- From: Makx Dekkers <mail@makxdekkers.com>
- Date: Thu, 11 Sep 2014 09:45:40 +0200
- To: "'Andrea Perego'" <andrea.perego@jrc.ec.europa.eu>, "'Frans Knibbe | Geodan'" <frans.knibbe@geodan.nl>
- Cc: "'Simon Cox'" <Simon.Cox@csiro.au>, "'Oscar Corcho'" <ocorcho@fi.upm.es>, "'LocAdd W3C CG Public Mailing list'" <public-locadd@w3.org>
> > Probably (but Makx can correct me if I'm wrong) the point was that, in > that point in time, DC terms were used just with literals, and not > with class instances. In our case, the question is whether processing > would better be done at property level (:resolution vs > :spatialResolution) or rather at class level (:QuantityValue). > Yes, in fact, if you get a string value in dc:coverage, there is no way to know whether it indicates time or place. If the string is encoded as DCMI Point or DCMI Period, you can but the usage of those encodings is not mandatory. In a linked data approach it is slightly better because you can figure it out by resolving the Object URI and seeing what type/class the identified resource is, but that requires extra work.
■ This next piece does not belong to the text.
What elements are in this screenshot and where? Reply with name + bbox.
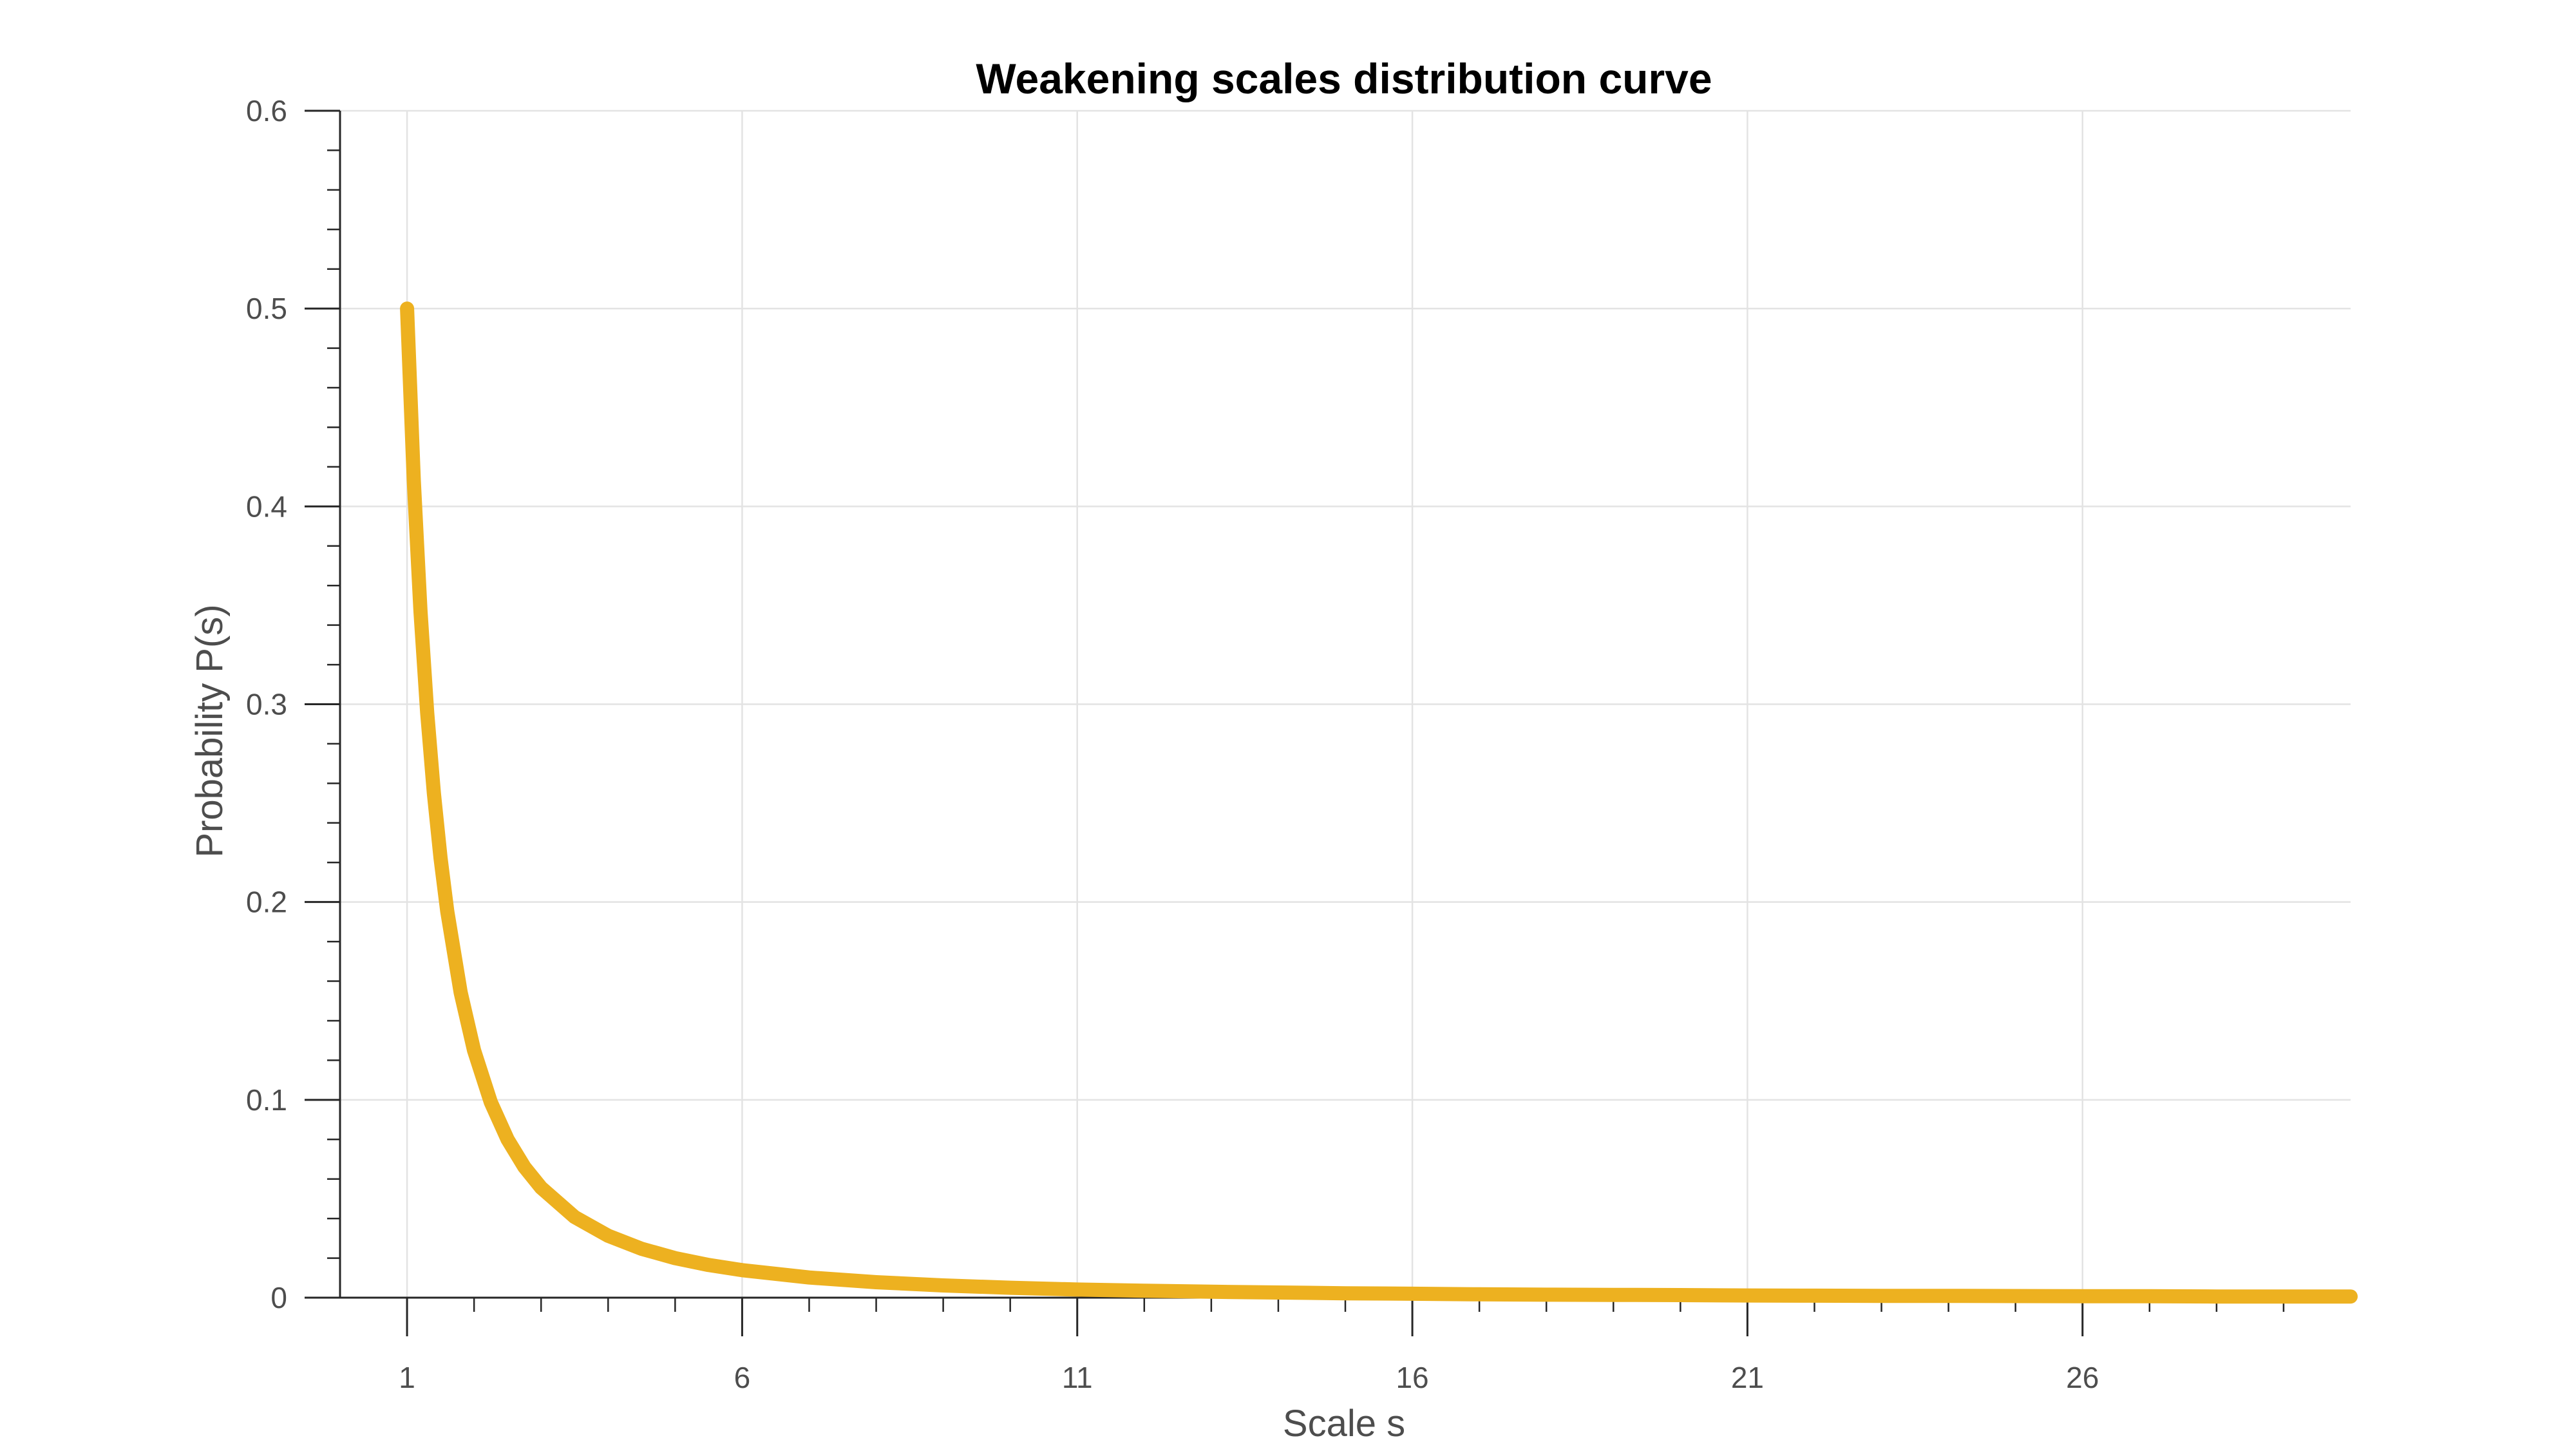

The fundamental problem as I remember was that people thought it was not really a good idea to have ranges that contained "or" joining different things: classes CatOrDog, StarSystemOrMolecule etc. might be of some use to someone, but it was thought that it would be better on the general level to define the classes like Cat, Dog, StarSystem, Molecule separately and then create joins when you really need them. Makx.